Fenomena "gig economy" atau ekonomi lepas dengan platform digital seperti ojek online, jasa pengantaran makanan, dan freelance digital membuat definisi "buruh" menjadi semakin kompleks. Para pekerja di sektor ini seringkali tidak memiliki jaminan sosial, kepastian pendapatan, atau perlindungan hukum yang memadai. Mereka berada di zona abu-abu: secara formal bukan karyawan, tapi juga bukan wirausahawan sejati.
Pandemi COVID-19 semakin memperburuk kondisi ini. Jutaan pekerja kehilangan pekerjaan, dipaksa bekerja dengan jam lebih panjang, atau menerima pemotongan gaji. Work from home yang awalnya dianggap sebagai privilese, kini menimbulkan masalah baru seperti beban kerja berlebih, sulitnya memisahkan waktu kerja dan istirahat, serta masalah kesehatan mental.
Solidaritas di Tengah Fragmentasi
Di tengah tantangan ini, solidaritas antar pekerja justru menghadapi ujian berat. Fragmentasi status pekerja (tetap, kontrak, outsourcing, pekerja platform) membuat gerakan buruh terpecah-pecah. Belum lagi perbedaan kepentingan antara sektor formal dan informal, pekerja kerah putih dan kerah biru, serta pekerja domestik dan migran.
Namun, justru di sinilah esensi Hari Buruh menjadi relevan. Hari Buruh bukan sekadar peringatan sejarah atau ajang demonstrasi tahunan, melainkan momentum untuk membangun solidaritas lintas sektor, status, dan generasi. Ini adalah saat untuk menyadari bahwa meski bentuk pekerjaan berubah, esensi perjuangan untuk martabat, keadilan, dan kesejahteraan tetap sama.
Memaknai Hari Buruh di Era Kontemporer
Bagaimana seharusnya kita memaknai Hari Buruh di era kontemporer? Pertama, ini adalah saat untuk menghormati perjuangan para pendahulu yang telah mengorbankan nyawa demi hak-hak yang kini kita nikmati, seperti 8 jam kerja, libur mingguan, dan jaminan keselamatan kerja.

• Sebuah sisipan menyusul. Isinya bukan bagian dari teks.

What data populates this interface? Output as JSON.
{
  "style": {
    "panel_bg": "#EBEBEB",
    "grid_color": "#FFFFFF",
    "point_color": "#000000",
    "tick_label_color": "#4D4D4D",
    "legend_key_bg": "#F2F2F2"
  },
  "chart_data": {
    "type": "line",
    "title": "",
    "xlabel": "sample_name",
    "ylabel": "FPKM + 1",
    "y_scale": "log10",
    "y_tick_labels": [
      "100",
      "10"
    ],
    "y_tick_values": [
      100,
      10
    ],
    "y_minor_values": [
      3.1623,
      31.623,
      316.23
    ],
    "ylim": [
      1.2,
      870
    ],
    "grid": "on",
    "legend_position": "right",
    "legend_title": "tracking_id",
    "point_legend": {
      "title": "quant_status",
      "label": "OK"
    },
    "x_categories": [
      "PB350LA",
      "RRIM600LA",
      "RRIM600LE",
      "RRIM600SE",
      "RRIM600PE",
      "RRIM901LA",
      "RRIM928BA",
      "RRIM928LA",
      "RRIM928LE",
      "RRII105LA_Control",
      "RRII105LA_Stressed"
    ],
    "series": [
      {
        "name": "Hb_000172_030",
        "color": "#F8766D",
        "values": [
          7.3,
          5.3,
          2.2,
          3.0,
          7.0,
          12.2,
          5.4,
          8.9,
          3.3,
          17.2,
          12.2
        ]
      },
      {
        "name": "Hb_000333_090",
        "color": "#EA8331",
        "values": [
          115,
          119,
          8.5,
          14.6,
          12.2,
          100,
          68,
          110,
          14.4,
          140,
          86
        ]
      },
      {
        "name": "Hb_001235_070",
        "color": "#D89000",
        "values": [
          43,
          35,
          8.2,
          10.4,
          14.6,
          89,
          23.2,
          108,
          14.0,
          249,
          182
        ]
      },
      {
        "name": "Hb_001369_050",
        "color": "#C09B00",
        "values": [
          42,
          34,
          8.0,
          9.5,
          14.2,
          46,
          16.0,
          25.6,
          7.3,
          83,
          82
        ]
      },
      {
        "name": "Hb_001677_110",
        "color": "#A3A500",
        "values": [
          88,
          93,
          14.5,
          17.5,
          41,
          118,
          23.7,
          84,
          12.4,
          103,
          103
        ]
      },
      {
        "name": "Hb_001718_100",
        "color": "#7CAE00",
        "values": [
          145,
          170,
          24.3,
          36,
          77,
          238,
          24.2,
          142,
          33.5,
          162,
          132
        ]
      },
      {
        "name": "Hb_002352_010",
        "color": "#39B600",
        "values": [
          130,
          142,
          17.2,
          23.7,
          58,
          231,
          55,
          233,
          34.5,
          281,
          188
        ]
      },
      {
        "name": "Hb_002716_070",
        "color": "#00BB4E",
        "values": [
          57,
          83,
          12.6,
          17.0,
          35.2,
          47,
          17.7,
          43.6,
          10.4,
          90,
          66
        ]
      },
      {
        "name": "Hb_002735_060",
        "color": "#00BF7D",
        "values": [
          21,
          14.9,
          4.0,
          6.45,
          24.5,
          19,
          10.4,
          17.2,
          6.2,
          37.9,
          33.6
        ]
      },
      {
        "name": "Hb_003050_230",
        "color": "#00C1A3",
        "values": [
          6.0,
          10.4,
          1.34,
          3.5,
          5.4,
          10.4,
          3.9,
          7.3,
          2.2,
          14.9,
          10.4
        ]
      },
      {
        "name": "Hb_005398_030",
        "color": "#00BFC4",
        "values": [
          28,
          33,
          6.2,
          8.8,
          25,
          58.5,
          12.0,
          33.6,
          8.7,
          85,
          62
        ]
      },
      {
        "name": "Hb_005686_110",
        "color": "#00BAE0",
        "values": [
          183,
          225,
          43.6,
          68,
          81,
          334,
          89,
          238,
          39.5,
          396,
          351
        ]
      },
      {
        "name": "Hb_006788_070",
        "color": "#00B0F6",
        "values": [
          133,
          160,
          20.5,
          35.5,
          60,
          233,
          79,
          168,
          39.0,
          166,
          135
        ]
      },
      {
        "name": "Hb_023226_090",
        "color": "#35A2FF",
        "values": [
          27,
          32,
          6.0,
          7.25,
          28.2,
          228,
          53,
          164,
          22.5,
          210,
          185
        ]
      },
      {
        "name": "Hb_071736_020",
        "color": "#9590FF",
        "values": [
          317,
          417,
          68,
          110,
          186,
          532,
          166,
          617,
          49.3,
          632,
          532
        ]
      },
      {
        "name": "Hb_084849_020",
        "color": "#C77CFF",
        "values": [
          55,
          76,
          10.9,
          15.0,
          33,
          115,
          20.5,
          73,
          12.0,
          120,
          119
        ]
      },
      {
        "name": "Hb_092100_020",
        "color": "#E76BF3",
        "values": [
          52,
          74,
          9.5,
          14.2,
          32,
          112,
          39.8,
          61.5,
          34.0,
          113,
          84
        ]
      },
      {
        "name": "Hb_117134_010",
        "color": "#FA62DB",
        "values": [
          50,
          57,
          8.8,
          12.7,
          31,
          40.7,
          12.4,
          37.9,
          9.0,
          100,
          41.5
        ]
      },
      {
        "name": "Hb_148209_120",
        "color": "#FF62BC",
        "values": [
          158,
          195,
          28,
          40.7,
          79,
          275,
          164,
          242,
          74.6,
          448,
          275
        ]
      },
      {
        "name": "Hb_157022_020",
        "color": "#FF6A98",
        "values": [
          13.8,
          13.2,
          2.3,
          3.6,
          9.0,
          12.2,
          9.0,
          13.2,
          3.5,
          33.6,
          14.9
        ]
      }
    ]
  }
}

Kedua, Hari Buruh adalah momentum untuk refleksi dan evaluasi. Sejauh mana hak-hak pekerja telah terpenuhi? Bagaimana kondisi upah, jaminan sosial, dan keselamatan kerja? Apakah regulasi ketenagakerjaan masih relevan dengan perkembangan zaman?

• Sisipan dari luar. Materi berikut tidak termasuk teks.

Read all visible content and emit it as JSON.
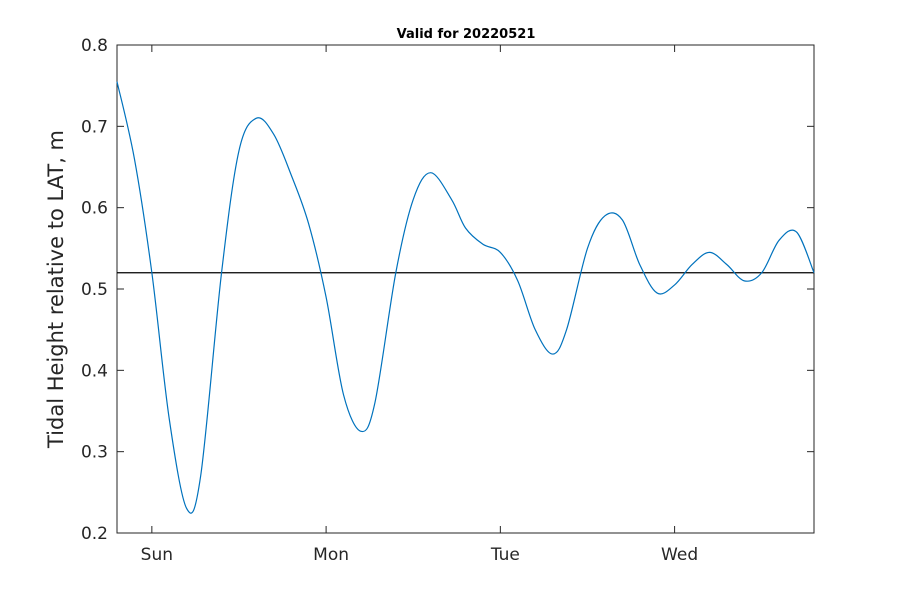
{
  "chart_data": {
    "type": "line",
    "title": "Valid for 20220521",
    "xlabel": "",
    "ylabel": "Tidal Height relative to LAT, m",
    "ylim": [
      0.2,
      0.8
    ],
    "yticks": [
      "0.2",
      "0.3",
      "0.4",
      "0.5",
      "0.6",
      "0.7",
      "0.8"
    ],
    "xlim": [
      -0.2,
      3.8
    ],
    "xticks": [
      {
        "label": "Sun",
        "x": 0
      },
      {
        "label": "Mon",
        "x": 1
      },
      {
        "label": "Tue",
        "x": 2
      },
      {
        "label": "Wed",
        "x": 3
      }
    ],
    "grid": false,
    "legend": "none",
    "reference_line": {
      "y": 0.52,
      "color": "#000000"
    },
    "series": [
      {
        "color": "#0072BD",
        "x": [
          -0.2,
          -0.1,
          0.0,
          0.1,
          0.2,
          0.28,
          0.4,
          0.5,
          0.6,
          0.7,
          0.8,
          0.9,
          1.0,
          1.1,
          1.2,
          1.28,
          1.4,
          1.5,
          1.6,
          1.72,
          1.8,
          1.9,
          2.0,
          2.1,
          2.2,
          2.3,
          2.38,
          2.5,
          2.6,
          2.7,
          2.8,
          2.9,
          3.0,
          3.1,
          3.2,
          3.3,
          3.4,
          3.5,
          3.6,
          3.7,
          3.8
        ],
        "y": [
          0.755,
          0.66,
          0.52,
          0.34,
          0.23,
          0.27,
          0.52,
          0.67,
          0.71,
          0.69,
          0.64,
          0.58,
          0.49,
          0.37,
          0.325,
          0.36,
          0.52,
          0.61,
          0.643,
          0.61,
          0.575,
          0.555,
          0.545,
          0.51,
          0.45,
          0.42,
          0.45,
          0.55,
          0.59,
          0.585,
          0.53,
          0.495,
          0.505,
          0.53,
          0.545,
          0.53,
          0.51,
          0.52,
          0.56,
          0.57,
          0.52
        ]
      }
    ]
  }
}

Ketiga, Hari Buruh adalah ajang untuk membangun solidaritas dan aliansi baru. Di era digital, gerakan buruh perlu merangkul kelompok-kelompok yang selama ini terpinggirkan: pekerja platform, pekerja rumahan, pekerja migran, dan kelompok rentan lainnya.

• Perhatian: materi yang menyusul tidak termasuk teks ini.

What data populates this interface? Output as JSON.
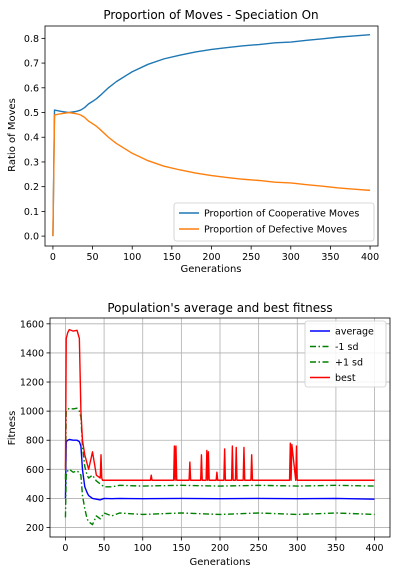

Keempat, Hari Buruh adalah saat untuk memikirkan masa depan dunia kerja. Bagaimana menghadapi otomatisasi dan digitalisasi? Apa yang harus dilakukan agar transisi ke ekonomi hijau tidak mengorbankan pekerja? Bagaimana memastikan bahwa kemajuan teknologi membawa manfaat bagi semua, bukan hanya segelintir orang?